Disclaimer: I’m not a solicitor, and The Reasonable Adjustment is not a legal firm. This is public interest commentary based on my understanding of UK law and how it is applied in practice. If you need legal advice, speak to a qualified professional.
X has reportedly restricted Grok’s image features after outrage over sexualised deepfakes, including “nudify” style edits aimed at women and girls, and serious concern about minors. Multiple major outlets have reported the scale of the problem and the political and regulatory pressure that followed.
- BBC Breaking: X puts limits on Grok after outcry over sexualised deepfakes
- Reuters: EU orders X to retain Grok-related records until end of 2026
- Financial Times: xAI restricts Grok after outcry over sexualised images
- The Verge: UK Prime Minister says action will follow
- The Washington Post: how Grok was used to “undress” women and girls
The obvious harm here is the victim. Non-consensual sexual imagery is abuse, and when minors are involved, it enters a category of illegality and safeguarding duty that should trigger maximum alarm.
The legal bit most people miss, “making” can be broader than you think
UK law treats indecent images of children with extreme seriousness. Crucially, it is not limited to “real photos”. It can include pseudo-photographs, images that look like photographs even if generated or altered, and there are related offences that can cover certain non-photographic images.
That matters because modern apps do not behave like a newspaper. They cache. They prefetch. They generate previews. They store temporary files. If a platform starts pushing illegal material into feeds or edits, the user risk is no longer hypothetical.
To be clear, seeing something awful in a feed is not the same as deliberately seeking it out. Knowledge and intent matter. But you do not want to be anywhere near a situation where illegal content is being served and stored through normal app behaviour.
So, could someone be at risk just by opening the app?
In my view, the uncomfortable answer is: it depends how the app behaves.
- If content is merely displayed transiently and not stored, the risk is lower.
- If content is downloaded into device storage, including caches, thumbnails, offline folders, or “recent” artefacts, the risk rises fast.
- If a user actively prompts for illegal material, saves it, shares it, or returns to it, that is a very different scenario.
This is part of why regulators exist. Platforms that ship powerful image tools into mass consumer environments are expected to prevent their services being used for illegal activity, and to remove illegal content when it appears.
For background on the UK framework, see:
- GOV.UK: Online Safety Act explainer
- Legislation.gov.uk: Online Safety Act 2023
- Ofcom: illegal and harmful content duties
Why this is not a “victimless” AI debate
Even when imagery is synthetic, the impact is real. The Internet Watch Foundation has documented rapid growth in AI-generated child sexual abuse imagery, and warns about the scale and severity of this material.
- IWF research: how AI is being abused to create child sexual abuse imagery
- IWF statement: “current and accelerating crisis”
If a consumer tool can generate sexualised images of minors at scale, then “move fast and break things” becomes “move fast and break lives”. That is the line.
If you see illegal content, do this, immediately
This is not legal advice. It is basic harm reduction.
- Do not click, zoom, save, screenshot, share, or re-open.
- Report it in-platform if possible, then exit.
- Clear the app cache, and consider uninstalling if you cannot control what it surfaces.
- Report via appropriate routes. In the UK, the Internet Watch Foundation is a key reporting pathway for child sexual abuse imagery online.
Internet Watch Foundation (IWF)
The bottom line
If a platform can place illegal, sexualised imagery of minors into mainstream timelines through an AI feature, then the platform has created a public safety problem, not a content moderation inconvenience.

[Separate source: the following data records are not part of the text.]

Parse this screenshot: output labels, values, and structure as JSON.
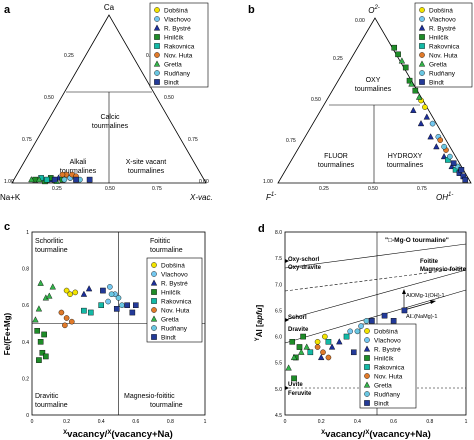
{
  "colors": {
    "Dobsina": "#f2e400",
    "Vlachovo": "#74c8f0",
    "R. Bystre": "#1c2f9a",
    "Hnilcik": "#1e8c28",
    "Rakovnica": "#13b9a6",
    "Nov. Huta": "#e07a2a",
    "Gretla": "#34b24a",
    "Rudnany": "#6ac7e2",
    "Bindt": "#233a98"
  },
  "legend_markers": [
    "circle",
    "circle",
    "triangle",
    "square",
    "square",
    "circle",
    "triangle",
    "circle",
    "square"
  ],
  "legend": [
    "Dobšiná",
    "Vlachovo",
    "R. Bystré",
    "Hnilčík",
    "Rakovnica",
    "Nov. Huta",
    "Gretla",
    "Rudňany",
    "Bindt"
  ],
  "chart_data": [
    {
      "panel": "a",
      "type": "scatter",
      "subtype": "ternary",
      "vertices": [
        "Ca",
        "Na+K",
        "X-vac."
      ],
      "fields": [
        "Calcic\ntourmalines",
        "Alkali\ntourmalines",
        "X-site vacant\ntourmalines"
      ],
      "ticks": [
        "0.00",
        "0.25",
        "0.50",
        "0.75",
        "1.00"
      ],
      "series": [
        {
          "name": "Dobšiná",
          "points": [
            {
              "x": 0.3,
              "y": 0.03
            },
            {
              "x": 0.32,
              "y": 0.04
            },
            {
              "x": 0.27,
              "y": 0.04
            }
          ]
        },
        {
          "name": "Vlachovo",
          "points": [
            {
              "x": 0.22,
              "y": 0.02
            },
            {
              "x": 0.3,
              "y": 0.03
            }
          ]
        },
        {
          "name": "R. Bystré",
          "points": [
            {
              "x": 0.2,
              "y": 0.02
            },
            {
              "x": 0.24,
              "y": 0.03
            }
          ]
        },
        {
          "name": "Hnilčík",
          "points": [
            {
              "x": 0.12,
              "y": 0.02
            },
            {
              "x": 0.2,
              "y": 0.03
            },
            {
              "x": 0.26,
              "y": 0.02
            },
            {
              "x": 0.17,
              "y": 0.01
            }
          ]
        },
        {
          "name": "Rakovnica",
          "points": [
            {
              "x": 0.18,
              "y": 0.02
            },
            {
              "x": 0.15,
              "y": 0.03
            }
          ]
        },
        {
          "name": "Nov. Huta",
          "points": [
            {
              "x": 0.31,
              "y": 0.05
            },
            {
              "x": 0.33,
              "y": 0.04
            },
            {
              "x": 0.28,
              "y": 0.05
            },
            {
              "x": 0.26,
              "y": 0.05
            }
          ]
        },
        {
          "name": "Gretla",
          "points": [
            {
              "x": 0.1,
              "y": 0.02
            },
            {
              "x": 0.14,
              "y": 0.02
            },
            {
              "x": 0.23,
              "y": 0.01
            }
          ]
        },
        {
          "name": "Rudňany",
          "points": [
            {
              "x": 0.27,
              "y": 0.02
            },
            {
              "x": 0.35,
              "y": 0.02
            }
          ]
        },
        {
          "name": "Bindt",
          "points": [
            {
              "x": 0.22,
              "y": 0.02
            },
            {
              "x": 0.33,
              "y": 0.02
            },
            {
              "x": 0.4,
              "y": 0.02
            }
          ]
        }
      ]
    },
    {
      "panel": "b",
      "type": "scatter",
      "subtype": "ternary",
      "vertices": [
        "O2-",
        "F1-",
        "OH1-"
      ],
      "fields": [
        "OXY\ntourmalines",
        "FLUOR\ntourmalines",
        "HYDROXY\ntourmalines"
      ],
      "ticks": [
        "0.00",
        "0.25",
        "0.50",
        "0.75",
        "1.00"
      ],
      "series": [
        {
          "name": "Dobšiná",
          "points": [
            {
              "x": 0.74,
              "y": 0.5
            },
            {
              "x": 0.76,
              "y": 0.46
            }
          ]
        },
        {
          "name": "Vlachovo",
          "points": [
            {
              "x": 0.83,
              "y": 0.28
            },
            {
              "x": 0.8,
              "y": 0.36
            }
          ]
        },
        {
          "name": "R. Bystré",
          "points": [
            {
              "x": 0.7,
              "y": 0.44
            },
            {
              "x": 0.74,
              "y": 0.36
            },
            {
              "x": 0.79,
              "y": 0.28
            },
            {
              "x": 0.82,
              "y": 0.22
            },
            {
              "x": 0.86,
              "y": 0.16
            },
            {
              "x": 0.9,
              "y": 0.1
            },
            {
              "x": 0.77,
              "y": 0.4
            }
          ]
        },
        {
          "name": "Hnilčík",
          "points": [
            {
              "x": 0.68,
              "y": 0.62
            },
            {
              "x": 0.66,
              "y": 0.7
            },
            {
              "x": 0.62,
              "y": 0.78
            },
            {
              "x": 0.71,
              "y": 0.56
            },
            {
              "x": 0.6,
              "y": 0.82
            }
          ]
        },
        {
          "name": "Rakovnica",
          "points": [
            {
              "x": 0.88,
              "y": 0.14
            },
            {
              "x": 0.92,
              "y": 0.08
            }
          ]
        },
        {
          "name": "Nov. Huta",
          "points": [
            {
              "x": 0.84,
              "y": 0.26
            },
            {
              "x": 0.87,
              "y": 0.2
            }
          ]
        },
        {
          "name": "Gretla",
          "points": [
            {
              "x": 0.64,
              "y": 0.74
            },
            {
              "x": 0.69,
              "y": 0.6
            },
            {
              "x": 0.73,
              "y": 0.52
            }
          ]
        },
        {
          "name": "Rudňany",
          "points": [
            {
              "x": 0.86,
              "y": 0.22
            },
            {
              "x": 0.89,
              "y": 0.16
            },
            {
              "x": 0.93,
              "y": 0.1
            }
          ]
        },
        {
          "name": "Bindt",
          "points": [
            {
              "x": 0.91,
              "y": 0.12
            },
            {
              "x": 0.94,
              "y": 0.06
            },
            {
              "x": 0.96,
              "y": 0.04
            },
            {
              "x": 0.97,
              "y": 0.02
            },
            {
              "x": 0.95,
              "y": 0.08
            }
          ]
        }
      ]
    },
    {
      "panel": "c",
      "type": "scatter",
      "xlabel": "Xvacancy/(Xvacancy+Na)",
      "ylabel": "Fe/(Fe+Mg)",
      "xlim": [
        0,
        1
      ],
      "ylim": [
        0,
        1
      ],
      "xticks": [
        "0",
        "0.2",
        "0.4",
        "0.6",
        "0.8",
        "1"
      ],
      "yticks": [
        "0",
        "0.2",
        "0.4",
        "0.6",
        "0.8",
        "1"
      ],
      "fields": [
        "Schorlitic\ntourmaline",
        "Foititic\ntourmaline",
        "Dravitic\ntourmaline",
        "Magnesio-foititic\ntourmaline"
      ],
      "series": [
        {
          "name": "Dobšiná",
          "points": [
            {
              "x": 0.2,
              "y": 0.68
            },
            {
              "x": 0.22,
              "y": 0.66
            },
            {
              "x": 0.25,
              "y": 0.67
            }
          ]
        },
        {
          "name": "Vlachovo",
          "points": [
            {
              "x": 0.45,
              "y": 0.7
            },
            {
              "x": 0.48,
              "y": 0.66
            },
            {
              "x": 0.44,
              "y": 0.62
            }
          ]
        },
        {
          "name": "R. Bystré",
          "points": [
            {
              "x": 0.3,
              "y": 0.66
            },
            {
              "x": 0.33,
              "y": 0.69
            }
          ]
        },
        {
          "name": "Hnilčík",
          "points": [
            {
              "x": 0.03,
              "y": 0.46
            },
            {
              "x": 0.05,
              "y": 0.4
            },
            {
              "x": 0.06,
              "y": 0.34
            },
            {
              "x": 0.08,
              "y": 0.32
            },
            {
              "x": 0.04,
              "y": 0.3
            },
            {
              "x": 0.07,
              "y": 0.44
            }
          ]
        },
        {
          "name": "Rakovnica",
          "points": [
            {
              "x": 0.3,
              "y": 0.57
            },
            {
              "x": 0.34,
              "y": 0.56
            },
            {
              "x": 0.4,
              "y": 0.6
            }
          ]
        },
        {
          "name": "Nov. Huta",
          "points": [
            {
              "x": 0.17,
              "y": 0.56
            },
            {
              "x": 0.2,
              "y": 0.53
            },
            {
              "x": 0.23,
              "y": 0.51
            },
            {
              "x": 0.19,
              "y": 0.49
            }
          ]
        },
        {
          "name": "Gretla",
          "points": [
            {
              "x": 0.05,
              "y": 0.72
            },
            {
              "x": 0.08,
              "y": 0.64
            },
            {
              "x": 0.04,
              "y": 0.58
            },
            {
              "x": 0.02,
              "y": 0.52
            },
            {
              "x": 0.12,
              "y": 0.7
            },
            {
              "x": 0.1,
              "y": 0.65
            }
          ]
        },
        {
          "name": "Rudňany",
          "points": [
            {
              "x": 0.46,
              "y": 0.66
            },
            {
              "x": 0.5,
              "y": 0.64
            },
            {
              "x": 0.52,
              "y": 0.6
            }
          ]
        },
        {
          "name": "Bindt",
          "points": [
            {
              "x": 0.41,
              "y": 0.68
            },
            {
              "x": 0.49,
              "y": 0.58
            },
            {
              "x": 0.55,
              "y": 0.6
            },
            {
              "x": 0.58,
              "y": 0.56
            },
            {
              "x": 0.6,
              "y": 0.6
            }
          ]
        }
      ]
    },
    {
      "panel": "d",
      "type": "scatter",
      "xlabel": "Xvacancy/(Xvacancy+Na)",
      "ylabel": "YAl [apfu]",
      "xlim": [
        0,
        1
      ],
      "ylim": [
        4.5,
        8.0
      ],
      "xticks": [
        "0",
        "0.2",
        "0.4",
        "0.6",
        "0.8",
        "1"
      ],
      "yticks": [
        "4.5",
        "5.0",
        "5.5",
        "6.0",
        "6.5",
        "7.0",
        "7.5",
        "8.0"
      ],
      "annotations": [
        "\"□-Mg-O tourmaline\"",
        "Oxy-schorl\nOxy-dravite",
        "Foitite\nMagnesio-foitite",
        "Schorl\nDravite",
        "Uvite\nFeruvite",
        "AlOMg-1(OH)-1",
        "Al□(NaMg)-1"
      ],
      "series": [
        {
          "name": "Dobšiná",
          "points": [
            {
              "x": 0.18,
              "y": 5.9
            },
            {
              "x": 0.22,
              "y": 6.0
            }
          ]
        },
        {
          "name": "Vlachovo",
          "points": [
            {
              "x": 0.36,
              "y": 6.1
            },
            {
              "x": 0.42,
              "y": 6.2
            }
          ]
        },
        {
          "name": "R. Bystré",
          "points": [
            {
              "x": 0.2,
              "y": 5.6
            },
            {
              "x": 0.26,
              "y": 5.8
            },
            {
              "x": 0.3,
              "y": 5.9
            }
          ]
        },
        {
          "name": "Hnilčík",
          "points": [
            {
              "x": 0.04,
              "y": 5.9
            },
            {
              "x": 0.08,
              "y": 5.8
            },
            {
              "x": 0.1,
              "y": 6.0
            },
            {
              "x": 0.06,
              "y": 5.6
            },
            {
              "x": 0.05,
              "y": 5.2
            }
          ]
        },
        {
          "name": "Rakovnica",
          "points": [
            {
              "x": 0.14,
              "y": 5.7
            },
            {
              "x": 0.24,
              "y": 5.9
            },
            {
              "x": 0.34,
              "y": 6.0
            }
          ]
        },
        {
          "name": "Nov. Huta",
          "points": [
            {
              "x": 0.18,
              "y": 5.8
            },
            {
              "x": 0.21,
              "y": 5.7
            },
            {
              "x": 0.24,
              "y": 5.6
            }
          ]
        },
        {
          "name": "Gretla",
          "points": [
            {
              "x": 0.02,
              "y": 5.4
            },
            {
              "x": 0.05,
              "y": 5.6
            },
            {
              "x": 0.09,
              "y": 5.7
            },
            {
              "x": 0.12,
              "y": 5.8
            }
          ]
        },
        {
          "name": "Rudňany",
          "points": [
            {
              "x": 0.4,
              "y": 6.1
            },
            {
              "x": 0.45,
              "y": 6.3
            }
          ]
        },
        {
          "name": "Bindt",
          "points": [
            {
              "x": 0.38,
              "y": 5.7
            },
            {
              "x": 0.48,
              "y": 6.3
            },
            {
              "x": 0.55,
              "y": 6.4
            },
            {
              "x": 0.6,
              "y": 6.3
            },
            {
              "x": 0.66,
              "y": 6.5
            }
          ]
        }
      ]
    }
  ]
}
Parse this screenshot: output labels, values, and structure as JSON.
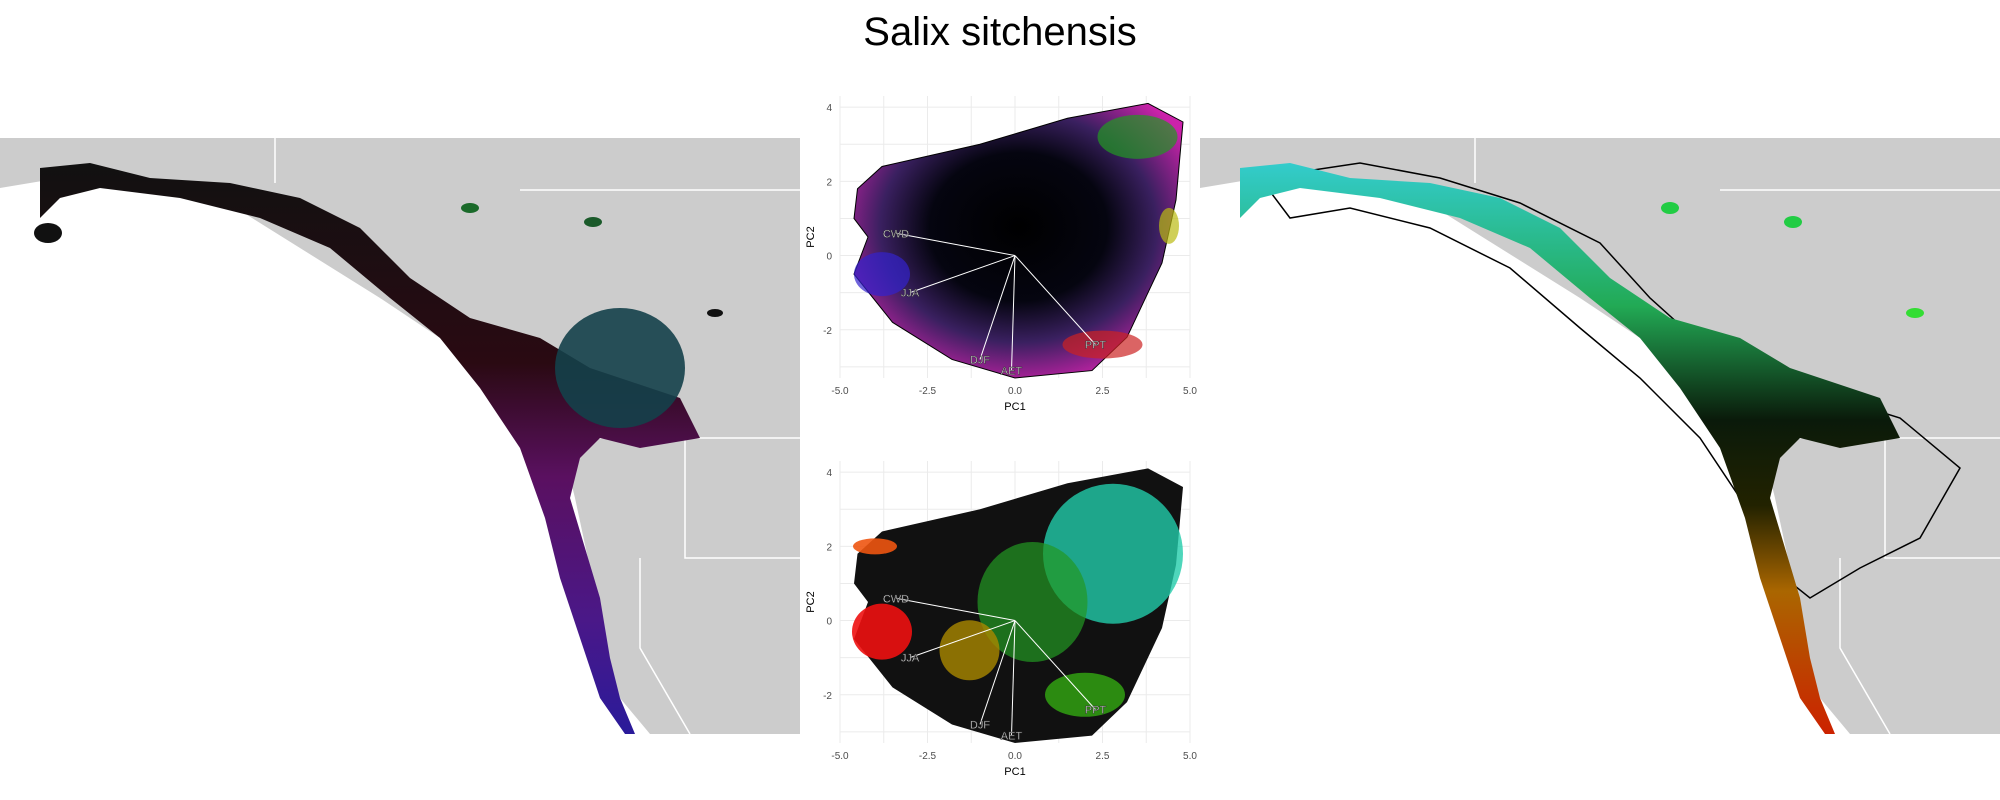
{
  "title": "Salix sitchensis",
  "colors": {
    "land": "#cccccc",
    "borders": "#ffffff",
    "grid": "#ebebeb",
    "vector": "#ffffff"
  },
  "chart_data": [
    {
      "type": "scatter",
      "panel": "top",
      "xlabel": "PC1",
      "ylabel": "PC2",
      "xlim": [
        -5.0,
        5.0
      ],
      "ylim": [
        -3.3,
        4.3
      ],
      "xticks": [
        "-5.0",
        "-2.5",
        "0.0",
        "2.5",
        "5.0"
      ],
      "yticks": [
        "4",
        "2",
        "0",
        "-2"
      ],
      "grid": true,
      "vectors": [
        {
          "label": "CWD",
          "x": -3.4,
          "y": 0.6
        },
        {
          "label": "JJA",
          "x": -3.0,
          "y": -1.0
        },
        {
          "label": "DJF",
          "x": -1.0,
          "y": -2.8
        },
        {
          "label": "AET",
          "x": -0.1,
          "y": -3.1
        },
        {
          "label": "PPT",
          "x": 2.3,
          "y": -2.4
        }
      ]
    },
    {
      "type": "scatter",
      "panel": "bottom",
      "xlabel": "PC1",
      "ylabel": "PC2",
      "xlim": [
        -5.0,
        5.0
      ],
      "ylim": [
        -3.3,
        4.3
      ],
      "xticks": [
        "-5.0",
        "-2.5",
        "0.0",
        "2.5",
        "5.0"
      ],
      "yticks": [
        "4",
        "2",
        "0",
        "-2"
      ],
      "grid": true,
      "vectors": [
        {
          "label": "CWD",
          "x": -3.4,
          "y": 0.6
        },
        {
          "label": "JJA",
          "x": -3.0,
          "y": -1.0
        },
        {
          "label": "DJF",
          "x": -1.0,
          "y": -2.8
        },
        {
          "label": "AET",
          "x": -0.1,
          "y": -3.1
        },
        {
          "label": "PPT",
          "x": 2.3,
          "y": -2.4
        }
      ]
    }
  ]
}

And if normal users have to wonder whether opening an app could technically place them at legal risk because of caching and previews, then the system is already broken. This is exactly what regulation is supposed to prevent.
Again: I’m not a solicitor. If you are personally affected by intimate image abuse, or you are worried about exposure to illegal content, seek professional advice and use official reporting channels.
Published by The Reasonable Adjustment. Author: Kieron JH.